On the Theory of Distribution. By John B. CLARK.

It was the object of the course to demonstrate the working of the forces that apportion the income of society among various claimants. To most men the gaining of a personal income presents itself as a process in distribution. A man does not keep the things that he himself produces, but secures for his own use a share of the things that others produce. The amount of the income appears to vary according to the terms that the recipient is able to make with those with whom he deals. That some law governs those terms is generally believed; but an accepted theory of distribution is lacking.

The course tried to make it clear that the law that is sought connects distribution with production. It causes the share of the social income that one recipient would receive, if conditions were quite normal, to correspond with the amount that he has contributed toward the creation of that income. Under natural law a man consumes things that other people make; but he gets and uses the value, or abstract quantum of wealth, that he himself brings into existence. “To each his product” is the rule, under free exchange and perfect competition.

In studying the mechanism by which this effect is secured, it is necessary, first, to ascertain, not what income accrues to particular men, but what attaches to the performing of certain functions. A man may perform several: he may be a laborer, a capitalist and an employer of laborer and capital. A purely economic theory of distribution accounts for the gains secured by working, by furnishing capital or by employing men and capital. A further and more distinctly sociological study accounts for the merging of various functions in the same men, and gives a resulting social distribution of wealth. The two studies together account for the size of the incomes of different persons and of different social classes.

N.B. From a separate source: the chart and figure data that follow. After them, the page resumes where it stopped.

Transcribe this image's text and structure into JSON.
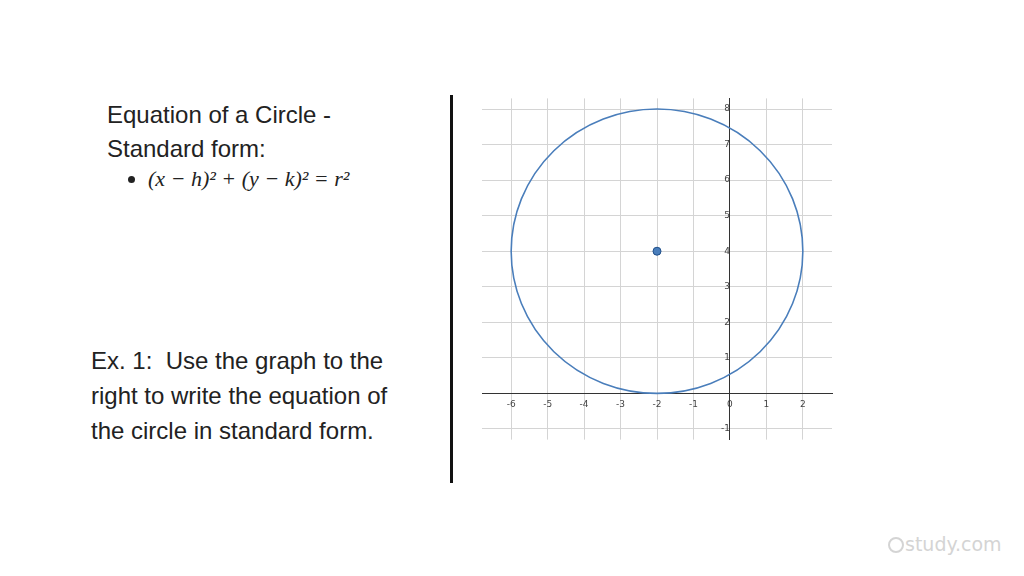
{
  "page": {
    "heading": "Equation of a Circle - Standard form:",
    "formula": "(x − h)² + (y − k)² = r²",
    "example": "Ex. 1:  Use the graph to the right to write the equation of the circle in standard form.",
    "watermark": "study.com"
  },
  "chart_data": {
    "type": "scatter",
    "circle": {
      "center_x": -2,
      "center_y": 4,
      "radius": 4
    },
    "color": "#4a7ebb",
    "xlim": [
      -6.8,
      2.8
    ],
    "ylim": [
      -1.3,
      8.3
    ],
    "xticks": [
      -6,
      -5,
      -4,
      -3,
      -2,
      -1,
      0,
      1,
      2
    ],
    "yticks": [
      -1,
      1,
      2,
      3,
      4,
      5,
      6,
      7,
      8
    ],
    "grid": true
  }
}
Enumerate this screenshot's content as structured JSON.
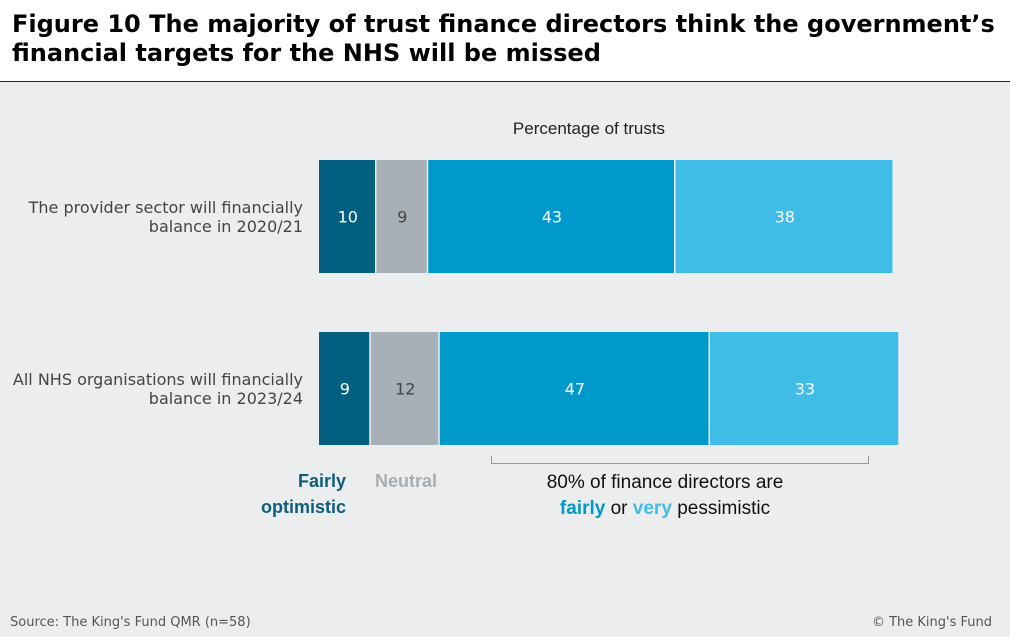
{
  "title": "Figure 10 The majority of trust finance directors think the government’s financial targets for the NHS will be missed",
  "source": "Source: The King's Fund QMR (n=58)",
  "copyright": "© The King's Fund",
  "colors": {
    "fairly_optimistic": "#035f7f",
    "neutral": "#a7b0b6",
    "fairly_pessimistic": "#0099cc",
    "very_pessimistic": "#3fbde8"
  },
  "chart_data": {
    "type": "bar",
    "orientation": "horizontal",
    "stacked": true,
    "xlabel": "Percentage of trusts",
    "xlim": [
      0,
      100
    ],
    "categories": [
      "The provider sector will financially balance in 2020/21",
      "All NHS organisations will financially balance in 2023/24"
    ],
    "category_lines": [
      [
        "The provider sector will financially",
        "balance in 2020/21"
      ],
      [
        "All NHS organisations will financially",
        "balance in 2023/24"
      ]
    ],
    "series": [
      {
        "key": "fairly_optimistic",
        "values": [
          10,
          9
        ]
      },
      {
        "key": "neutral",
        "values": [
          9,
          12
        ]
      },
      {
        "key": "fairly_pessimistic",
        "values": [
          43,
          47
        ]
      },
      {
        "key": "very_pessimistic",
        "values": [
          38,
          33
        ]
      }
    ],
    "grid": false,
    "legend": {
      "fairly_optimistic": "Fairly optimistic",
      "fairly_optimistic_lines": [
        "Fairly",
        "optimistic"
      ],
      "neutral": "Neutral"
    },
    "annotation": {
      "line1": "80% of finance directors are",
      "fairly": "fairly",
      "or": "or",
      "very": "very",
      "pessimistic": "pessimistic"
    }
  }
}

In practical life static forces and dynamic ones are in action together. There are influences at work that would continue to produce their effects if society were reduced to a stationary state. Other influences depend on progress; these act when the economic world is in a transitional condition, leaving behind it one position of static equilibrium and advancing toward another. In life the dynamic influences succeed each other perpetually, and the stationary condition is never reached; but the static forces operate throughout the progressive movement. Isolating these forces and separately examining them affords one key to success in a study of distribution. The division of gains that takes place between employer and employed in one industry is to be kept in its true relation to the general distribution of the income of society as a whole. The non-competing groups and sub- groups that constitute an industrial society have been studied, and thereby the sources of the wages and interest earned in different employments have been determined.

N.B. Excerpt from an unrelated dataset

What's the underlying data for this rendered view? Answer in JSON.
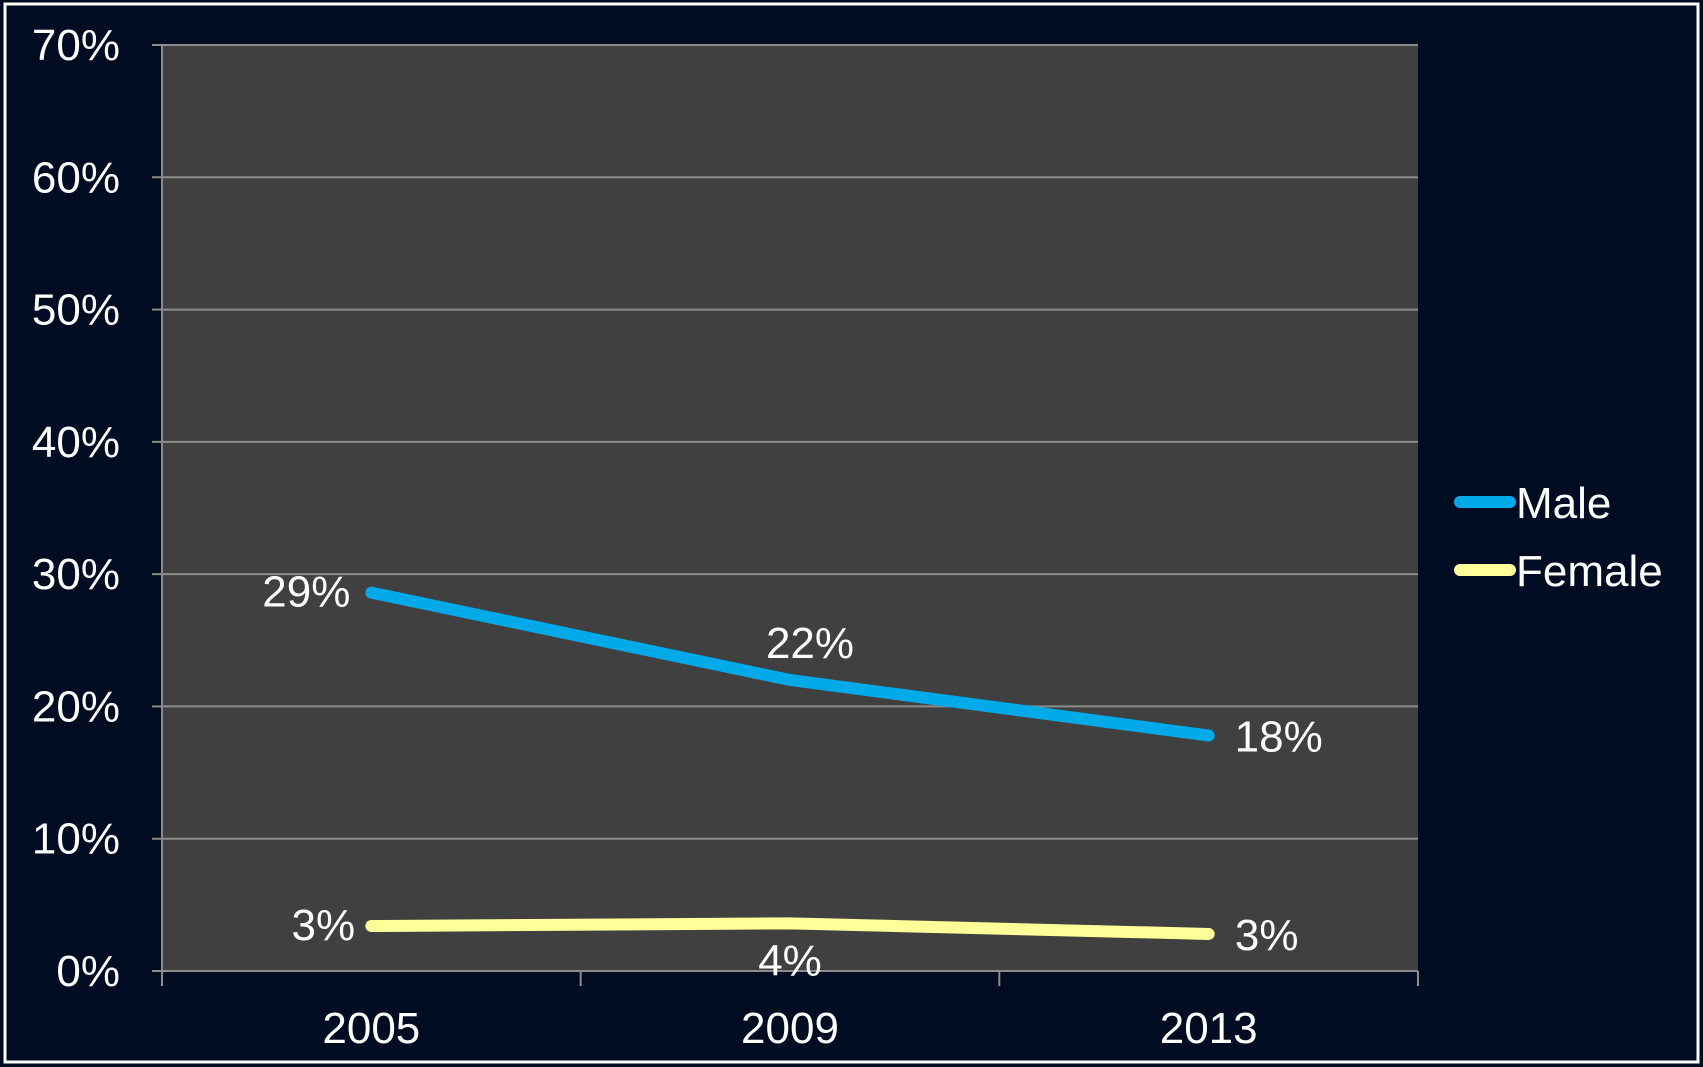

The law that fixes the amount of wages and that of interest, in the whole social field, has been revealed by the use of a formula that is commonly applied in determining the rent of land. The central principle of the theory is that of so-called “diminishing returns.” In its broader and more scientific use the principle causes labor to become less productive per unit when more of it is applied in connection with a fixed amount of capital; and it causes capital to yield less per unit when an increasing quantity of it is used in connection with a limited amount of labor.

The character and effects of the chief dynamic influences were examined, and some of the conditions of the future well-being of society as a whole and of different social classes were determined.

 

Source: The Johns Hopkins University. University Circulars. Vol. XII, No. 105 (May 1893), p. 83.

Image Source: The Amherst Olio ’96 (1894).